Wenn Mieter sich im Stich gelassen fühlen
Seit fast neun Jahren wohnt Dunja Fuhrmann in einer Mietwohnung in Saarbrücken – ohne ihren Vermieter zu kennen. Das Haus wurde in dieser Zeit schon zweimal weiterverkauft. Persönlich hat die Mieterin die neuen Eigentümer noch nie kennengelernt. Mit der zuständigen Hausverwaltung hat sie immer wieder massive Probleme.
Kein Strom, kein Wasser, keine Heizung. So ging es Dunja Fuhrmann im vergangenen Jahr in ihrer Wohnung – und das im Wintermonat Februar. Der Grund: In der Tiefgarage des Mietshauses in Saarbrücken St. Arnual hatte es gebrannt. Die Wohnung von Dunja Fuhrmann war in der Folge mehrere Wochen nicht bewohnbar.
Mit der zuständigen Hausverwaltung hatte die Mieterin während dieser Zeit Probleme: So brauchte diese beispielsweise über eine Woche, um der Hausratversicherung die Unbewohnbarkeit der Wohnung zu bestätigen. In dieser Zeit musste Fuhrmann die Hotelkosten aus eigener Tasche vorstrecken. Außerdem wurden die betroffenen Mieter kaum über den Ablauf der Schadensbeseitigung in ihren Wohnungen informiert und mussten die Kommunikation mit den Handwerkern selbst übernehmen.
Bis heute bekommt Dunja Fuhrmann zudem immer noch Mahnungen von ihrer Hausverwaltung. Denn weil die Wohnung zeitweise nicht bewohnbar und die Tiefgarage nicht nutzbar war, hatte sie ihre Miete gekürzt. Ihre Anwältin versuchte, den Mahnungen auf den Grund zu gehen. Auch sie bekam keine Antwort von der Hausverwaltung.

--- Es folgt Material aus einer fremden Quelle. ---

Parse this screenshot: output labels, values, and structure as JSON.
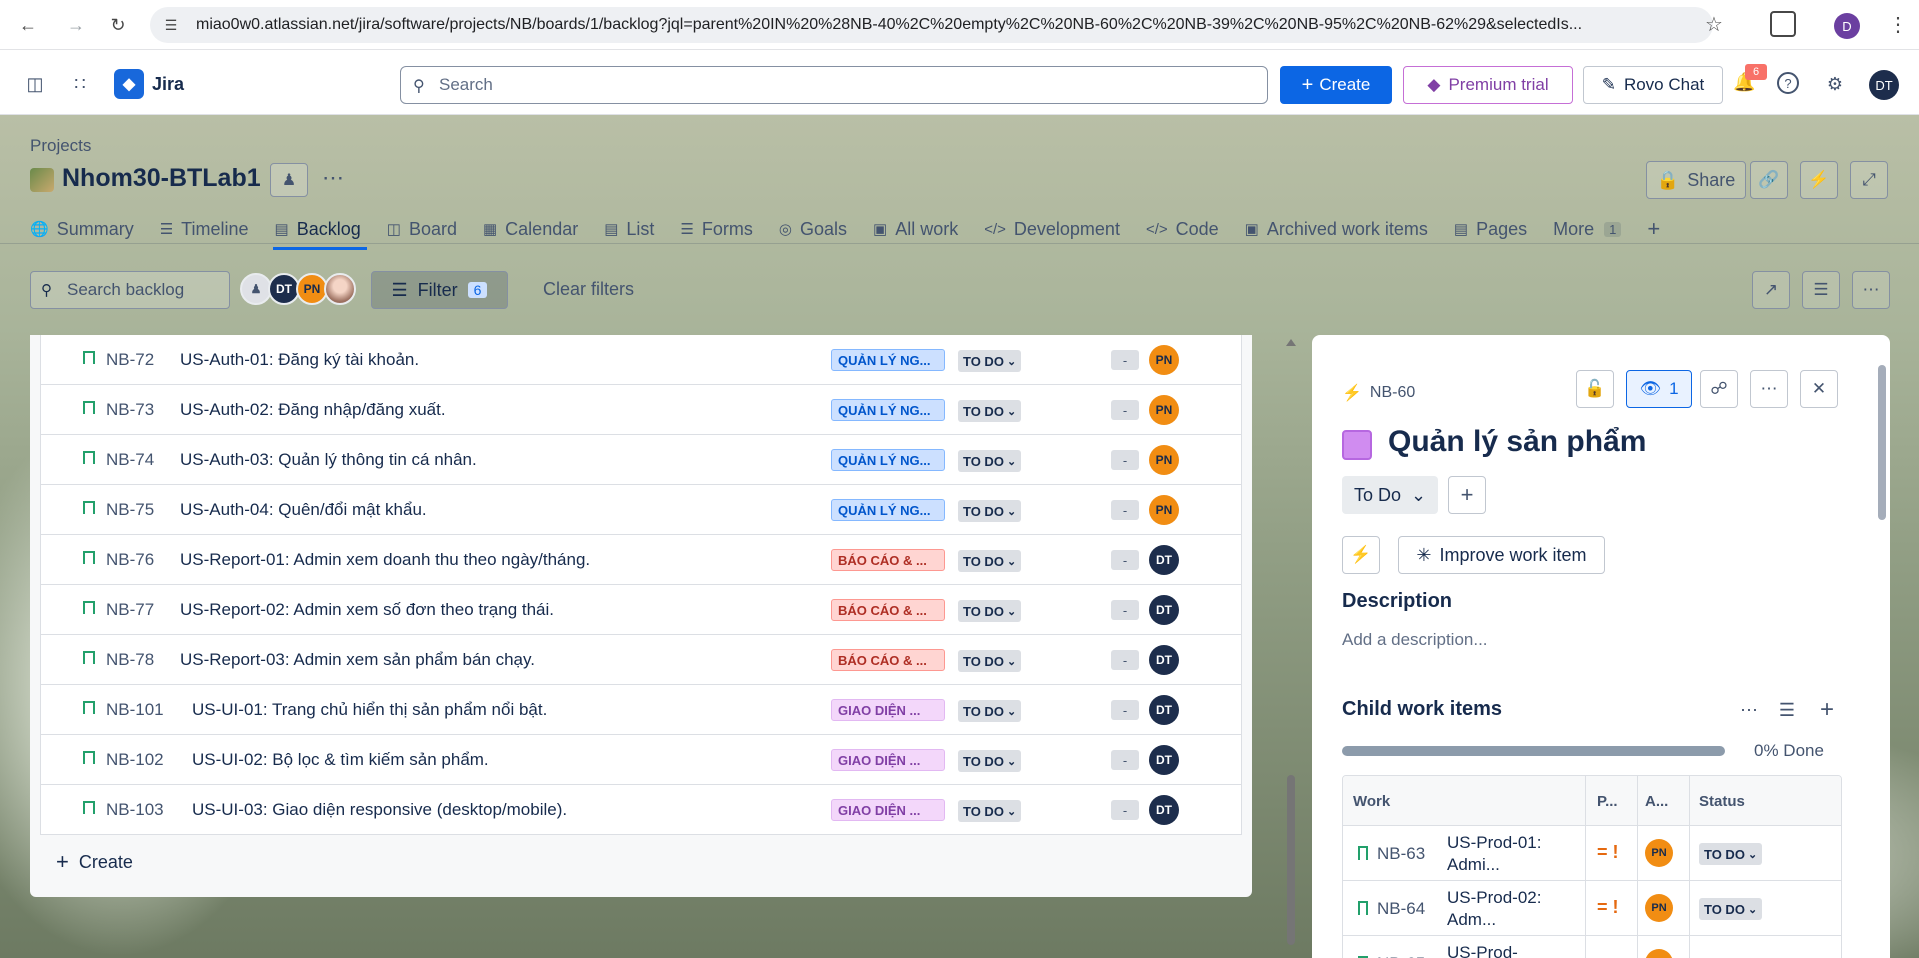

Und auch mit ganz alltäglichen Problemen, wie etwa fehlenden Rauchmeldern oder Schädlingsbefall im Garten des Hauses, fühlt sich Fuhrmann von der Hausverwaltung alleine gelassen: „Da ist niemand mal hier und macht sich ein Bild vor Ort. Ich glaube, die wissen gar nicht, wie hier das Objekt aussieht.“
Kein Kontakt zum eigentlichen Eigentümer
Den eigentlichen Eigentümer des Hauses hat Dunja Fuhrmann noch nie gesehen. Einziger Anhaltspunkt, der sich bei der Bürgerrecherche von SR und dem Recherchenetzwerk Correctiv ergeben hat : Ein Schreiben aus dem Jahr 2018, in dem sie über den Eigentümerwechsel informiert wurde. Demnach gehört ihre Wohnung seitdem der „Union Investment Institutional Property GmbH“. Der Immobilienfonds für institutionelle Anleger ist Teil der DZ Bank Gruppe – die auch zuständig für die deutschen Genossenschaftsbanken ist.
Auf eine SR-Anfrage bei der Union Investment Institutional Property GmbH antwortet wiederum eine andere Firma, die „Deutsche Asset One“. Diese betreut nach eigenen Angaben rund 6000 Wohnungen deutschlandweit für Union Investment, darunter auch die Immobilien in Saarbrücken.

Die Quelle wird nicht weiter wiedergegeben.